Derrière l’apparente simplicité des choix alimentaires se dissimulent des stéréotypes sociétaux tenaces, à commencer par l’association erronée entre viande et virilité.
En août 2022, lors des Universités d’été d’Europe Écologie – Les Verts, la députée Sandrine Rousseau déclarait qu’« il faut changer de mentalité pour que manger une entrecôte cuite sur un barbecue ne soit plus un symbole de virilité ».

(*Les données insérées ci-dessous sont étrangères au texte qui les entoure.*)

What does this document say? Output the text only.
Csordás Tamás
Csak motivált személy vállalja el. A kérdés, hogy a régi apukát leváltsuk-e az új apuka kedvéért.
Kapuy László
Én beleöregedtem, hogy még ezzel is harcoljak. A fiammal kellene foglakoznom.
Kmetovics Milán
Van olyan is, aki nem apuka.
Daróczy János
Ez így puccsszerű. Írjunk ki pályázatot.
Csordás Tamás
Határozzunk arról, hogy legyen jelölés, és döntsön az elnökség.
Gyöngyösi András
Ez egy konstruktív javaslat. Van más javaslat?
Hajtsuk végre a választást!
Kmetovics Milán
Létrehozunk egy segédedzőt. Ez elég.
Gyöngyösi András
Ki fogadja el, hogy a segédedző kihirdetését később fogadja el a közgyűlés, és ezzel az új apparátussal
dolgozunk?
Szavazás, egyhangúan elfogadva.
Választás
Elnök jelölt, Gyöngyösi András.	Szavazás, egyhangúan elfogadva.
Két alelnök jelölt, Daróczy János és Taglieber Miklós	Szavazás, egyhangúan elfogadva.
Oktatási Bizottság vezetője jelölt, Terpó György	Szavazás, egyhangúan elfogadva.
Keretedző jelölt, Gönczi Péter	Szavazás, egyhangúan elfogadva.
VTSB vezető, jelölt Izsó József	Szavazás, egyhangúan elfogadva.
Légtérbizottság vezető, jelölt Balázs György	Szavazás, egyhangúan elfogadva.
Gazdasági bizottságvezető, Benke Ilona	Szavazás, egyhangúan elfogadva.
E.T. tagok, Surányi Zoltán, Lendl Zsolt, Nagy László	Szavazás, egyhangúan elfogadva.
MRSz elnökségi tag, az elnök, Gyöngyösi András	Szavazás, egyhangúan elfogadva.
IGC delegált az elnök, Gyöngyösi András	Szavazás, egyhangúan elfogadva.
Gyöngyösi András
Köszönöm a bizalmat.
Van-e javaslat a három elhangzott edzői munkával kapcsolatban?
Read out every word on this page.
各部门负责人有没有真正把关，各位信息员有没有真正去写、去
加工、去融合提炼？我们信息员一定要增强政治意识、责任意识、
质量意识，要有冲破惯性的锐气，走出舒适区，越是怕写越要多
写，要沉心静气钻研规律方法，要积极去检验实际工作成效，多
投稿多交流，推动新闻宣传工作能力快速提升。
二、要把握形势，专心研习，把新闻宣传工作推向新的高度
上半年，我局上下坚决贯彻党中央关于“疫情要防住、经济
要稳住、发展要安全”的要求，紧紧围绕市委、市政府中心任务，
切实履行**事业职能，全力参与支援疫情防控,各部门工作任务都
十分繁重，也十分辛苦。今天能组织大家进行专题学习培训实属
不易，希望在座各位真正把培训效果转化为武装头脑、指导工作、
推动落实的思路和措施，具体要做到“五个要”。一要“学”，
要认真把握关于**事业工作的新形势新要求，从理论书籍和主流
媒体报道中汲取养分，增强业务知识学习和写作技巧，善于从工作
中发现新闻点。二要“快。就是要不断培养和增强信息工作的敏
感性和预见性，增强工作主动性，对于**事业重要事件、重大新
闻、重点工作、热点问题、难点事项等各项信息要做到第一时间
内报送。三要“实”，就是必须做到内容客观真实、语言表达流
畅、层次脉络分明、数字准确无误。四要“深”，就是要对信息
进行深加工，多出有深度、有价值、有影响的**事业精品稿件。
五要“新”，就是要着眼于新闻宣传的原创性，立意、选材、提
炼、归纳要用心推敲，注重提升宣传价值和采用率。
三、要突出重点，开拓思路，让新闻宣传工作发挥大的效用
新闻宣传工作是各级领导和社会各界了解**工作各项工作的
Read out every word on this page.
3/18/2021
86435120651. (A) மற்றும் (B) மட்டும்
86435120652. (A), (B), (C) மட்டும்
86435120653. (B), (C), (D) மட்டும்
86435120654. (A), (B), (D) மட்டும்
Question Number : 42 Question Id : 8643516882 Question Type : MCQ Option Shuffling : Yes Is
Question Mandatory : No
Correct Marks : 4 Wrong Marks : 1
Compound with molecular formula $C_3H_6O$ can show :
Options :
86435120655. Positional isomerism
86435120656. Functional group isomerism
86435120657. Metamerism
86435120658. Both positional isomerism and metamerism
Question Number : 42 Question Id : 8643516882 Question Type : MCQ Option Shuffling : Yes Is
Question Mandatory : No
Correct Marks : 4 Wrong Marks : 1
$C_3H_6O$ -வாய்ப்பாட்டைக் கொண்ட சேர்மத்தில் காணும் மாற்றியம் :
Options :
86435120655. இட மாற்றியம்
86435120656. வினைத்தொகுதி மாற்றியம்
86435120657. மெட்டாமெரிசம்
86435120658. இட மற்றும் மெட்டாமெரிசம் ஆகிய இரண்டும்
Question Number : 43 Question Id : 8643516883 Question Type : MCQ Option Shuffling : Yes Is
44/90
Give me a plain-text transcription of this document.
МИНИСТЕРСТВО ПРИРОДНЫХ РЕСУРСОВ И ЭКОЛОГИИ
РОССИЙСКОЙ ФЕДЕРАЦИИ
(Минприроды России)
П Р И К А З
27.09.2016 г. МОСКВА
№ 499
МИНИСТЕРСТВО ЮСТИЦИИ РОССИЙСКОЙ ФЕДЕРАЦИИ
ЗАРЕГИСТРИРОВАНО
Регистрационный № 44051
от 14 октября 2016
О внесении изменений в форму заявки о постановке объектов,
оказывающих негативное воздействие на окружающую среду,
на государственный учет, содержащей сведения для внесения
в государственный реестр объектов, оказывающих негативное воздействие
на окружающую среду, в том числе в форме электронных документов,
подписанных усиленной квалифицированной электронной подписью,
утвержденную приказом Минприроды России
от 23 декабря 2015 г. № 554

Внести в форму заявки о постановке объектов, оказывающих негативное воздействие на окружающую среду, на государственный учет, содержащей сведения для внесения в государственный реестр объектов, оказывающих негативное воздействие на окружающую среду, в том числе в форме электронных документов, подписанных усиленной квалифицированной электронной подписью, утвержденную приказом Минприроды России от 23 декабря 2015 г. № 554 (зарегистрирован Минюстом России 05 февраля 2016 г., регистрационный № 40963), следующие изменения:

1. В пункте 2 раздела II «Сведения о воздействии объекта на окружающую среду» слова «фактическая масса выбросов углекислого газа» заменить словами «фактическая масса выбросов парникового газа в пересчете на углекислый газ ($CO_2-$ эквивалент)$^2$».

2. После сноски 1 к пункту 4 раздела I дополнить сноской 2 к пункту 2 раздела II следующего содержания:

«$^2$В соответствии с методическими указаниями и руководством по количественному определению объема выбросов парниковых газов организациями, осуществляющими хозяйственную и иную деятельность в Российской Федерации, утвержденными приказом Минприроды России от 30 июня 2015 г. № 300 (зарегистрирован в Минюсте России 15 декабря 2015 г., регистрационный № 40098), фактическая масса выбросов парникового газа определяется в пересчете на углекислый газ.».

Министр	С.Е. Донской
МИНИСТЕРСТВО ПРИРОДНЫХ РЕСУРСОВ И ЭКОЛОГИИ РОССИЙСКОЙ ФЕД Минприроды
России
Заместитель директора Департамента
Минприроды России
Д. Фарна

Cette déclaration, largement relayée par les médias, a provoqué un tollé dans la classe politique, notamment à droite et à l’extrême droite. « Quand le grotesque atteint son paroxysme… Stop à ces délires ! », s’était indigné Éric Ciotti, alors membre des Républicains.
Florian Philippot, fondateur des Patriotes, a quant à lui dénoncé un sujet futile. Pourtant, l’enjeu est bien réel, comme l’a rappelé plus tard Clémentine Autain – alors députée La France Insoumise – sur BFMTV.
« Les femmes mangent deux fois moins de viande rouge que les hommes. Les personnes qui deviennent véganes ou végétariennes sont majoritairement des femmes », a souligné l’élue de Seine-Saint-Denis, citant des études sociologiques.
Un héritage préhistorique ancré dans la viande
L’alimentation, loin d’être un simple acte biologique, constitue effectivement un langage politique où s’expriment identités de genre, rapports de force et résistances. Ce phénomène remonte à la préhistoire, quand s’est établie une répartition des rôles assignant la chasse aux hommes et la cuisine aux femmes, selon les travaux de l’anthropologue italienne Paola Tabet citée par Le Monde.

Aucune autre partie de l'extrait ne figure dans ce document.